Après avoir parcouru une dizaine de miles, exténué je me laisse quimper sur le plumechif rembourré cœur de chêne de ma gentilhommière.

Réfléchir. C’est tellement impensable une histoire pareille. Je parie que vous ne me croyez pas, hein ? Soyez francs pour une fois : vous avez des doutes ? Vous vous dites, cette fois, notre San-A. nous bourre le mou ; il envoie le bouchon dans les nénuphars. Il nous prend pour des pommes véreuses, alors il en profite pour tartiner dans l’irrationnel. Il nous teste, le fumelard. Eh ben non, mes petites bouilles. Tout ce que je viens de vous relater est expressément vrai. Je peux vous le faire authentifier par notaire si vous incrédulisez trop fort.

Je m’allonge pour me projeter le film incroyable sur l’écran salpêtreux du plafond.

Je suis dans le burlingue du lord-maire. Première stupeur : le lord-maire n’est pas celui qui se rendit à Embourbe-le-Petit. Je m’effare, il s’effare plus fort et à ma demande fait venir sa bobonne. Deuxième stupeur : la dame, par contre est bien celle qui flanquait le lord-maire venu en France. Troisième stupeur » le valet d’étable et le quidam à la petite casquette pénètrent dans le bureau sans y être conviés. L’un révolvérise le maire 2 cependant que l’autre me met K.O d’une droite renforcée. Quatrième stupeur (elle vont crescendo, vous pouvez pas prétendre le contraire), lorsque je reviens à moi je suis accusé de ce meurtre et la dame du défunt prétend que j’en suis l’assassin. J’ai rien oublié ? Ah ! si : on m’a secoué mes fafs pendant que j’étais groggy.

Ça, c’est le passé !

Pour ce qui concerne le présent résumons par : murailles et barreaux. Faut attendre.

L’avenir ?

Reusement il ne se présente pas trop mal car je n’aurai aucune difficulté à faire la preuve de mon identité ni à démontrer au shérif que je me trouve ici en mission officielle. Sans parler du gars Béru qui doit commencer à se cailler la laitance et à ruer in the brancards.

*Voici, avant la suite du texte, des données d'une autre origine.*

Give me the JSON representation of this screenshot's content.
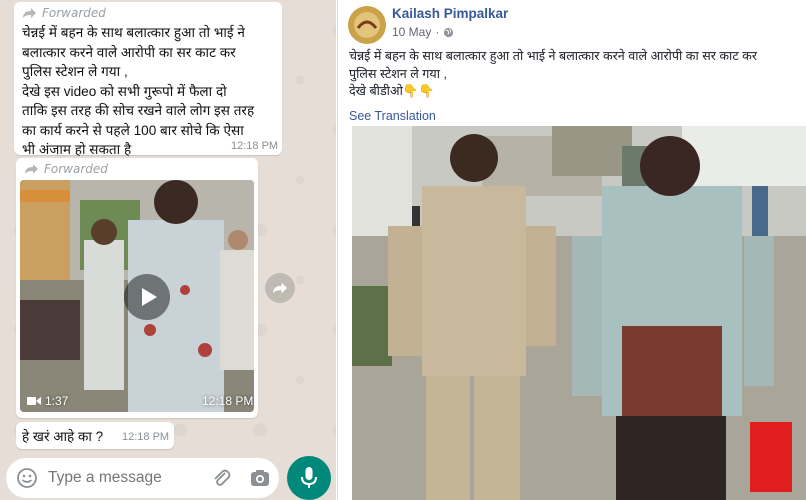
{
  "whatsapp": {
    "message1": {
      "forwarded_label": "Forwarded",
      "text": "चेन्नई में बहन के साथ बलात्कार हुआ तो भाई ने\nबलात्कार करने वाले आरोपी  का सर काट कर\nपुलिस स्टेशन ले गया ,\n देखे इस video को सभी गुरूपो में फैला दो\nताकि इस तरह की सोच रखने वाले लोग इस तरह\nका कार्य करने से पहले 100 बार सोचे कि ऐसा\nभी अंजाम हो सकता है",
      "time": "12:18 PM"
    },
    "message2": {
      "forwarded_label": "Forwarded",
      "video_duration": "1:37",
      "time": "12:18 PM"
    },
    "message3": {
      "text": "हे खरं आहे का ?",
      "time": "12:18 PM"
    },
    "input": {
      "placeholder": "Type a message"
    },
    "icons": [
      "forward-icon",
      "play-icon",
      "video-camera-icon",
      "share-forward-icon",
      "emoji-icon",
      "attach-icon",
      "camera-icon",
      "mic-icon"
    ]
  },
  "facebook": {
    "author": "Kailash Pimpalkar",
    "date": "10 May",
    "post_text": "चेन्नई में बहन के साथ बलात्कार हुआ तो भाई ने बलात्कार करने वाले आरोपी का सर काट कर\nपुलिस स्टेशन ले गया ,\nदेखे बीडीओ👇👇",
    "see_translation": "See Translation",
    "icons": [
      "globe-icon"
    ]
  },
  "colors": {
    "whatsapp_bg": "#e6ded6",
    "whatsapp_accent": "#00897b",
    "facebook_link": "#385898"
  }
}
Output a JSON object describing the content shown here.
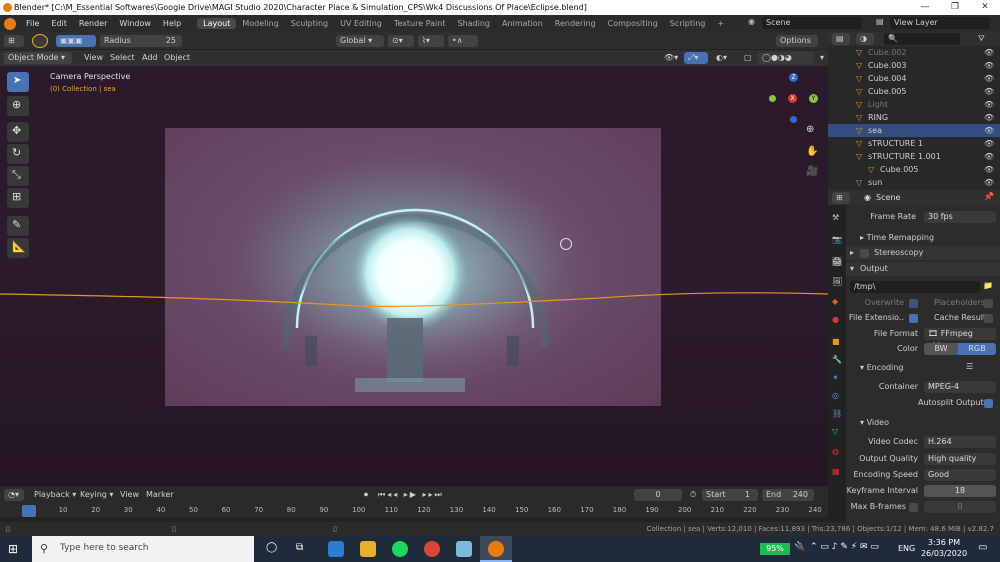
{
  "window": {
    "title": "Blender* [C:\\M_Essential Softwares\\Google Drive\\MAGI Studio 2020\\Character Place & Simulation_CPS\\Wk4 Discussions Of Place\\Eclipse.blend]"
  },
  "menu": [
    "File",
    "Edit",
    "Render",
    "Window",
    "Help"
  ],
  "workspaces": [
    "Layout",
    "Modeling",
    "Sculpting",
    "UV Editing",
    "Texture Paint",
    "Shading",
    "Animation",
    "Rendering",
    "Compositing",
    "Scripting"
  ],
  "scene_label": "Scene",
  "view_layer_label": "View Layer",
  "toolbar": {
    "radius_label": "Radius",
    "radius_value": "25",
    "orientation": "Global",
    "options": "Options"
  },
  "header": {
    "mode": "Object Mode",
    "view": "View",
    "select": "Select",
    "add": "Add",
    "object": "Object"
  },
  "viewport": {
    "camera_label": "Camera Perspective",
    "collection_label": "(0) Collection | sea"
  },
  "outliner": [
    {
      "name": "Cube.002",
      "muted": true
    },
    {
      "name": "Cube.003"
    },
    {
      "name": "Cube.004"
    },
    {
      "name": "Cube.005"
    },
    {
      "name": "Light",
      "muted": true
    },
    {
      "name": "RING"
    },
    {
      "name": "sea",
      "selected": true
    },
    {
      "name": "sTRUCTURE 1"
    },
    {
      "name": "sTRUCTURE 1.001"
    },
    {
      "name": "Cube.005",
      "child": true
    },
    {
      "name": "sun"
    }
  ],
  "properties": {
    "scene": "Scene",
    "frame_rate_label": "Frame Rate",
    "frame_rate": "30 fps",
    "time_remapping": "Time Remapping",
    "stereoscopy": "Stereoscopy",
    "output": "Output",
    "path": "/tmp\\",
    "overwrite": "Overwrite",
    "placeholders": "Placeholders",
    "file_ext": "File Extensio..",
    "cache_result": "Cache Result",
    "file_format_label": "File Format",
    "file_format": "FFmpeg vid...",
    "color_label": "Color",
    "bw": "BW",
    "rgb": "RGB",
    "encoding": "Encoding",
    "container_label": "Container",
    "container": "MPEG-4",
    "autosplit": "Autosplit Output",
    "video": "Video",
    "video_codec_label": "Video Codec",
    "video_codec": "H.264",
    "output_quality_label": "Output Quality",
    "output_quality": "High quality",
    "encoding_speed_label": "Encoding Speed",
    "encoding_speed": "Good",
    "keyframe_interval_label": "Keyframe Interval",
    "keyframe_interval": "18",
    "max_bframes_label": "Max B-frames",
    "max_bframes": "0"
  },
  "timeline": {
    "playback": "Playback",
    "keying": "Keying",
    "view": "View",
    "marker": "Marker",
    "current": "0",
    "start_label": "Start",
    "start": "1",
    "end_label": "End",
    "end": "240",
    "ticks": [
      "0",
      "10",
      "20",
      "30",
      "40",
      "50",
      "60",
      "70",
      "80",
      "90",
      "100",
      "110",
      "120",
      "130",
      "140",
      "150",
      "160",
      "170",
      "180",
      "190",
      "200",
      "210",
      "220",
      "230",
      "240"
    ]
  },
  "status": "Collection | sea | Verts:12,010 | Faces:11,893 | Tris:23,786 | Objects:1/12 | Mem: 48.6 MiB | v2.82.7",
  "taskbar": {
    "search_placeholder": "Type here to search",
    "battery": "95%",
    "lang": "ENG",
    "time": "3:36 PM",
    "date": "26/03/2020"
  }
}
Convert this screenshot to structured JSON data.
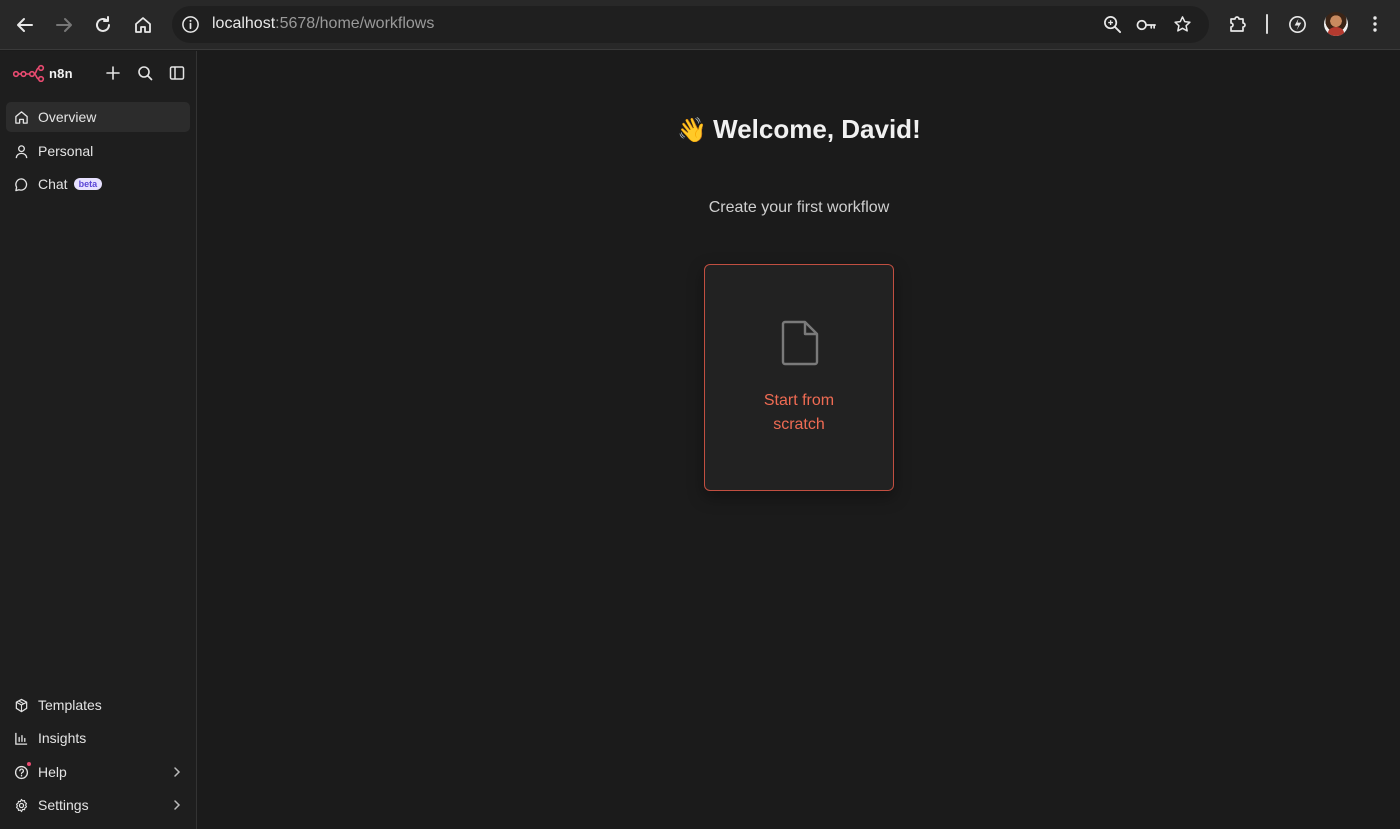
{
  "browser": {
    "url_host": "localhost",
    "url_rest": ":5678/home/workflows"
  },
  "app": {
    "name": "n8n",
    "brand_color": "#ea4b71",
    "accent_color": "#ef6b53"
  },
  "sidebar": {
    "top_items": [
      {
        "label": "Overview",
        "icon": "home-icon",
        "active": true
      },
      {
        "label": "Personal",
        "icon": "user-icon",
        "active": false
      },
      {
        "label": "Chat",
        "icon": "chat-bubble-icon",
        "badge": "beta",
        "active": false
      }
    ],
    "bottom_items": [
      {
        "label": "Templates",
        "icon": "templates-icon"
      },
      {
        "label": "Insights",
        "icon": "insights-chart-icon"
      },
      {
        "label": "Help",
        "icon": "help-circle-icon",
        "has_chevron": true
      },
      {
        "label": "Settings",
        "icon": "gear-icon",
        "has_chevron": true
      }
    ]
  },
  "main": {
    "greeting_emoji": "👋",
    "greeting": "Welcome, David!",
    "subtitle": "Create your first workflow",
    "card_label_line1": "Start from",
    "card_label_line2": "scratch"
  }
}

Ragaillardi par le troisième volet de ce triptyque, je finis par m’endormir en me disant que ça me fera toujours des trucs marrants à raconter plus tard.

Le zig qui dirige la prison n’est pas du genre commode. Ancien officier de l’alarmé des Indes, il arbore une moustache de tigre (du Bengale) flamboyante et ses yeux gris acier sont plus inhumains que ceux d’un mannequin de cire.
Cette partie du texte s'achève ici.